Рейхман (помолчав). Александр Сергеевич, в настоящий момент я не могу дать вам положительного ответа. Как вы понимаете, мое доброе имя – главное мое достояние.
Пушкин. Увы, Карл Петрович, к моему несчастью, я почти то же самое могу сказать о себе.
Рейхман. Я готов отправиться в июне, приблизительно одиннадцатого числа, в ваше имение и обследовать все на месте. В том случае, если задача окажется мне по силам, я приму ваше предложение.
Пушкин. Что ж, не скрою, мне было бы покойней, если бы вы приняли его сейчас, но вы правы.
Рейхман. Я не боюсь работы, Александр Сергеевич. Немцы умеют и любят работать. Wir sind aber sehr fleissige Leute. Очень прилежные люди.
Соболевский (встает, потянувшись). Делает честь – и вам и вашей стране.
Пушкин. Доброе утро, дитя мое. Господин Рейхман, господин Соболевский.
Рейхман. Весьма рад.
Пушкин. Мы всю ночь напролет толковали, причем предмет беседы был так высок и разговор наш принял столь мудреное направление, что девственный мозг моего друга не вынес и потребовал отдыха.
Рейхман. О, так вы не спали всю ночь…
Пушкин. Дурно, дурно, согласен с вами. В деревне я вставал в пять утра, это было славное время.
Рейхман. У нас есть поговорка – Morgenstunde hat Gold im Munde.
Соболевский. Кто рано встает, тому бог подает.
Пушкин. Да, здесь, к несчастью, не то… Кстати, вы завтракали, Карл Петрович?
Рейхман. О да. Прошу не беспокоиться.
Пушкин. Тогда не желаете ли вина. Погребов не держу, но херес найдется.
Рейхман. Ни в коем случае. Утром не пью. Итак, я должен все посмотреть своими глазами.
Соболевский. Правило отменное. И впредь поступайте так же.
Рейхман. Не смею задерживать. Ваше время слишком дорого…
Пушкин. В последние дни не могу этого сказать. Прошу простить, что принял вас в неподобающей обстановке. В доме – неряшество, запустение. Жена с детьми уехала в Заводы, что в Калужской губернии. Я хозяйничаю один и живу, как видите, на холостой манер…
Рейхман. Это не так плохо. Одиночество имеет свои добрые стороны.
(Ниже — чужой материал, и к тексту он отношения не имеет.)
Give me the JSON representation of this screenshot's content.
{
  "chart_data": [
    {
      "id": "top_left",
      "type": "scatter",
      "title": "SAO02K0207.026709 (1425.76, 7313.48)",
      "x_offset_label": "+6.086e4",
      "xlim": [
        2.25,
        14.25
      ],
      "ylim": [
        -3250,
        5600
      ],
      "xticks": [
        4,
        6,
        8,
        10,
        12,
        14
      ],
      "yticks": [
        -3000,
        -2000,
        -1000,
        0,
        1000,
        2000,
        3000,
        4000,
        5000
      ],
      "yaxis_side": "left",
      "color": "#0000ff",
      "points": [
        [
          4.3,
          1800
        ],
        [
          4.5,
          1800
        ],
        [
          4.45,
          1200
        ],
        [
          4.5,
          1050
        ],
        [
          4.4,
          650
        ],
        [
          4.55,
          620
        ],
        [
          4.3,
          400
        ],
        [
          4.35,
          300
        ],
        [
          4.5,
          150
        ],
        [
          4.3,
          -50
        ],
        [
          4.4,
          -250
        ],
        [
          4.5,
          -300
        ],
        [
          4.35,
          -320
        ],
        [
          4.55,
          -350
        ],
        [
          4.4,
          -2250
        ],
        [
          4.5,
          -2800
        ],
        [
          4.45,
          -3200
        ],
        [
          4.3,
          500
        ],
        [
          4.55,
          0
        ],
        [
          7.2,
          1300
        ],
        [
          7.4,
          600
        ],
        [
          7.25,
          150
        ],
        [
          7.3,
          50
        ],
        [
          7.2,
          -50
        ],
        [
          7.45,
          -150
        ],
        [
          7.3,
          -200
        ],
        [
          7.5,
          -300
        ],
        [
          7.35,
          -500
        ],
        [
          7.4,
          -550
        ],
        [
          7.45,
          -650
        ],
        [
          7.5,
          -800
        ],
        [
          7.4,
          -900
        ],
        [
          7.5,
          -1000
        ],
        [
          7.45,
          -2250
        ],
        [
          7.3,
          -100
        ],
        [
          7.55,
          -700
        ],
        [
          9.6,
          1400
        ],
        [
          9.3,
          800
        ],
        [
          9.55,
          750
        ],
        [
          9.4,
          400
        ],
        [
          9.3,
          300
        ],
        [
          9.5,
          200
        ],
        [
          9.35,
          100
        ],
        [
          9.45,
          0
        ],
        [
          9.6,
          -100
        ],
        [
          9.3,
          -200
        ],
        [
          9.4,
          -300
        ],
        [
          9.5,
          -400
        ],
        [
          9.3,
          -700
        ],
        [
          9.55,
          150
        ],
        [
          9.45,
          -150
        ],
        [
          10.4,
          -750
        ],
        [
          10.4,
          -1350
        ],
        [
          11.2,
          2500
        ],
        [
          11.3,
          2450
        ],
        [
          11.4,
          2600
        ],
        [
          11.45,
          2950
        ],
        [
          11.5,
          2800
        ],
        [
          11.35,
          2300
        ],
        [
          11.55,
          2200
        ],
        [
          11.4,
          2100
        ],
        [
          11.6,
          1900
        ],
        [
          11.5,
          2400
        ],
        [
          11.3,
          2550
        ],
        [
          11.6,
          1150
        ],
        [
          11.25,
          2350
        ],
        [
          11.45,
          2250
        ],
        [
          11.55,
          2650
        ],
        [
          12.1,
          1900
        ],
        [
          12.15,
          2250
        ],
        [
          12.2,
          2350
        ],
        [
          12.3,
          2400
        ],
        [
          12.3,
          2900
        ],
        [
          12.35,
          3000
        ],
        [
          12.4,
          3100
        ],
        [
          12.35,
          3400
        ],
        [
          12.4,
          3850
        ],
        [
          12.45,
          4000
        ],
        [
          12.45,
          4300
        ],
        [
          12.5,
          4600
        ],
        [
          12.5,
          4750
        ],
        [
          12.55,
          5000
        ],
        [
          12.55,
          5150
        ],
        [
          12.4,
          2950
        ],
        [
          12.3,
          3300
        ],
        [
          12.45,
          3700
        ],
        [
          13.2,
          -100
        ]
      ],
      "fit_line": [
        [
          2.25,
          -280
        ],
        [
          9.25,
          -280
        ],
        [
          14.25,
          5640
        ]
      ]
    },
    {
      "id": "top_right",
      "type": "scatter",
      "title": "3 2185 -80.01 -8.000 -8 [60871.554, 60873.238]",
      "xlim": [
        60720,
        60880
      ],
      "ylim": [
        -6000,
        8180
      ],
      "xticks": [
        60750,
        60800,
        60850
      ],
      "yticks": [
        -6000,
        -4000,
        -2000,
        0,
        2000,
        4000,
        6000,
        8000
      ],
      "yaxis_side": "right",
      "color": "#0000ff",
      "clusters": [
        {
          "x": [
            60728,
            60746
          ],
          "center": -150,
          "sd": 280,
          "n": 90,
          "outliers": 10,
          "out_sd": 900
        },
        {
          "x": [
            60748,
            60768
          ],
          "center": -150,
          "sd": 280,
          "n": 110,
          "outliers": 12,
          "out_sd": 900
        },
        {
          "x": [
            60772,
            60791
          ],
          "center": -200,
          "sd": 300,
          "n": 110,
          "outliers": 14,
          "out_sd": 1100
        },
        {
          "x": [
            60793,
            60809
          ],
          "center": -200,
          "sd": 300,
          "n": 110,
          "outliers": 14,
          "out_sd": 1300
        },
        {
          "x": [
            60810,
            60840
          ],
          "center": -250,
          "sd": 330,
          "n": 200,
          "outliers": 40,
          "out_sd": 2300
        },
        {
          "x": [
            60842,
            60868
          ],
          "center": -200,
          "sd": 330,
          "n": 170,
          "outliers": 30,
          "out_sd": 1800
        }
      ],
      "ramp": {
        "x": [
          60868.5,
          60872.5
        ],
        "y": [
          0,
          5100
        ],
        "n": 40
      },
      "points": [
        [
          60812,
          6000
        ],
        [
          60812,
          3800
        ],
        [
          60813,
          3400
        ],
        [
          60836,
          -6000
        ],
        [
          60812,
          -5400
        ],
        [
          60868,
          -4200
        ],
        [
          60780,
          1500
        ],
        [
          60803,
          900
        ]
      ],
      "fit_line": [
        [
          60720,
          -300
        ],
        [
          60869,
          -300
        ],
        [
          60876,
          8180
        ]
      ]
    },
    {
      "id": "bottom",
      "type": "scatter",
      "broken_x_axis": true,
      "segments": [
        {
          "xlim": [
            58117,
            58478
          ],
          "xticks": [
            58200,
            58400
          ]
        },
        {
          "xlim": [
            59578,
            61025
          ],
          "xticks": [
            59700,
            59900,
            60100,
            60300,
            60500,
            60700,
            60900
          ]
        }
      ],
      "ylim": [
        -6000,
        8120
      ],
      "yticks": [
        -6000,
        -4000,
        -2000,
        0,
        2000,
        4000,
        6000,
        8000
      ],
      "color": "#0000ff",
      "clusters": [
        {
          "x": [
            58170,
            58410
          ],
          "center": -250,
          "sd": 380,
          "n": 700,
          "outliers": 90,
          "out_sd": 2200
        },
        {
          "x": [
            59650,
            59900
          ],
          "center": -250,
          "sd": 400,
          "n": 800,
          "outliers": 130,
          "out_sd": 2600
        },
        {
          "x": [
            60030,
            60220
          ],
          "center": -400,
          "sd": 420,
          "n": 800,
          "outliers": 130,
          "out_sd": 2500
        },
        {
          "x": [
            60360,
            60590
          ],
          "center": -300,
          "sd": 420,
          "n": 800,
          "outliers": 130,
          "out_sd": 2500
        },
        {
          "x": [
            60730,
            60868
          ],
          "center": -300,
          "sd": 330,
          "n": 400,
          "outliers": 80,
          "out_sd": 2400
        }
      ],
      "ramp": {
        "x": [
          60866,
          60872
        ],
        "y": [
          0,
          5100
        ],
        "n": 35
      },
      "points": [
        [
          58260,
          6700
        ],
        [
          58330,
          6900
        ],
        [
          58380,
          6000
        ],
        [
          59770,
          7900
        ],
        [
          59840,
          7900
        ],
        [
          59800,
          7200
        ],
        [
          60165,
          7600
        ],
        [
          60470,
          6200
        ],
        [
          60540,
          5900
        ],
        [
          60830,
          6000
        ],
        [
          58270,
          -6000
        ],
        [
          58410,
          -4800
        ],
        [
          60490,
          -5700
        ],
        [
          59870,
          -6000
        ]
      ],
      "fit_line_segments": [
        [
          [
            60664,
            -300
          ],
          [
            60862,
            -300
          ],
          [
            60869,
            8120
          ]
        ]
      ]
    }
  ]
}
Так, например, вам ничто не мешает творить.
Пушкин. Увы, на сей раз мне одиночество не помощник. Пишу одни деловые бумаги. Нижайше вам кланяюсь. Впрочем, забыл – я хотел просить у вас совета о статуе. (Подводит его к окну.)
Рейхман. Да, но я агроном.
Пушкин. Вы прежде всего человек дела, и я преисполнился к вам безмерного доверия. Не удивляйтесь. Со мной это часто бывает.
Рейхман. Рад служить.
Пушкин. Ваша великая соплеменница – наша славная императрица.
Рейхман. Весьма значительный монумент.
Пушкин. Видите, история такова: при моем вступлении в брак дедушка жены моей – Афанасий Николаевич – думал дать ей в приданое деревню. Однако же на деревне лежал столь большой долг, что желание его, по счастью, осталось неисполненным. Тогда почел он за благо подарить ей эту отличную статую. При этом присоветовал нам ее расплавить, объяснив, что медь нынче дорога.
Рейхман. Ach, so…
Пушкин. Прекрасно. Однако вот беда. Покойная императрица была благодетельницей Гончаровых, через нее они получили дворянство, и потому дедушка полагал кощунственным расплавить статую без соизволения царствующей фамилии. Нечего делать – пришлось мне писать графу Бенкендорфу письмо, взывая к милости августейшего внука, и в конце концов согласие было дано.
Рейхман. Так. Это хорошо.
Пушкин. Чего лучше! Но тут как на грех оказалось, что медь сильно подешевела и расплавлять нет никакого резона. Махнул я рукой, уехал в Петербург, но глядь – вскоре прибывает сюда и статуя. Дедушка прислал.